Null Values
Working with Null Values¶
When you come across null values there are a few options of what you can do. One option is to simply drop any rows which have null values. The function dropna() achieves this by going through every row and ensuring there are no null values. It will not do it in place but rather returns a new version of the dataframe.
#The dropna() function gets rid of any rows with missing values
print(df_final.dropna())
If there are only some columns that you want to consider when dropping null values you can give the keyword subset which will only consider dropping rows with null values in these columns.
#If given an argument subset, we can drop only rows with missing values from the subset
print(df_final.dropna(subset=["Height","Type"]))
If you do not want to return a dataframe but want to instead modify the one you are calling these functions on you are free to use the argument inplace=True. This will make it so that the modification happens to the object you passed.
#If we use inplace=True then the dropna function happens in place
df_final.dropna(inplace=True,subset=["Height","Type"])
print(df_final)
We may also prefer to use a more descriptive index like the name of the player to refer to the different rows.

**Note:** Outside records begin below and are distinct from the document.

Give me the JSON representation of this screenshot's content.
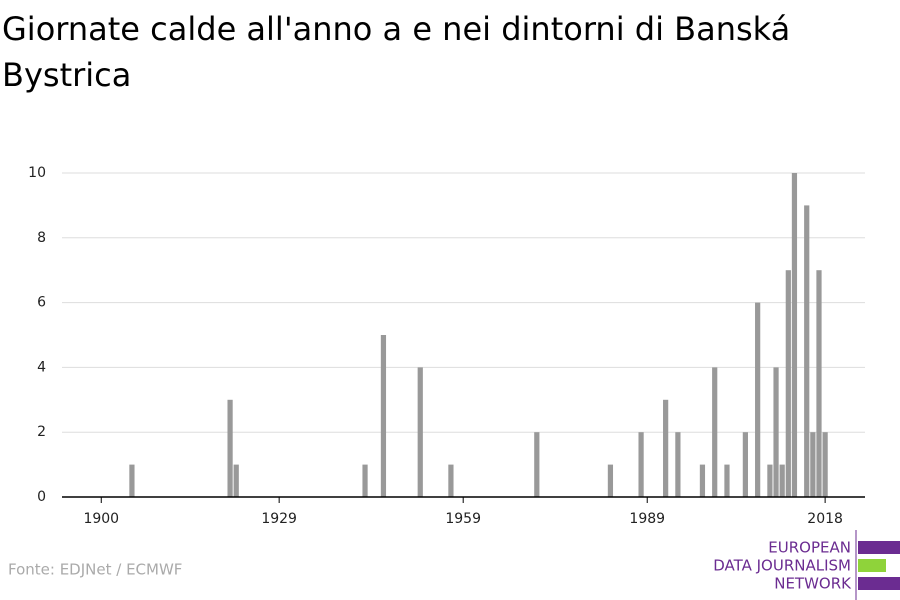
{
  "chart_data": {
    "type": "bar",
    "title": "Giornate calde all'anno a e nei dintorni di Banská Bystrica",
    "x": [
      1905,
      1921,
      1922,
      1943,
      1946,
      1952,
      1957,
      1971,
      1983,
      1988,
      1992,
      1994,
      1998,
      2000,
      2002,
      2005,
      2007,
      2009,
      2010,
      2011,
      2012,
      2013,
      2015,
      2016,
      2017,
      2018
    ],
    "values": [
      1,
      3,
      1,
      1,
      5,
      4,
      1,
      2,
      1,
      2,
      3,
      2,
      1,
      4,
      1,
      2,
      6,
      1,
      4,
      1,
      7,
      10,
      9,
      2,
      7,
      2
    ],
    "color": "#999999",
    "xlim": [
      1893.6,
      2024.5
    ],
    "xticks": [
      1900,
      1929,
      1959,
      1989,
      2018
    ],
    "ylim": [
      0,
      10
    ],
    "yticks": [
      0,
      2,
      4,
      6,
      8,
      10
    ],
    "grid": true,
    "source": "Fonte: EDJNet / ECMWF"
  },
  "logo": [
    "EUROPEAN",
    "DATA JOURNALISM",
    "NETWORK"
  ]
}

Calling set_index will return a new dataframe with the index set to whatever column you passed it.
#Setting the index to name changes it from a column to index
df_final = df_final.set_index("Name")
print(df_final)
If there is new data that has come to light, you have the option of overwriting data using loc. For example, we can overwrite the row for Christian McCaffrey and the weight value in that row by executing the code below.
#Using loc we can overwrite data
df_final.loc["Christian McCaffrey","Weight"] = 205
print(df_final)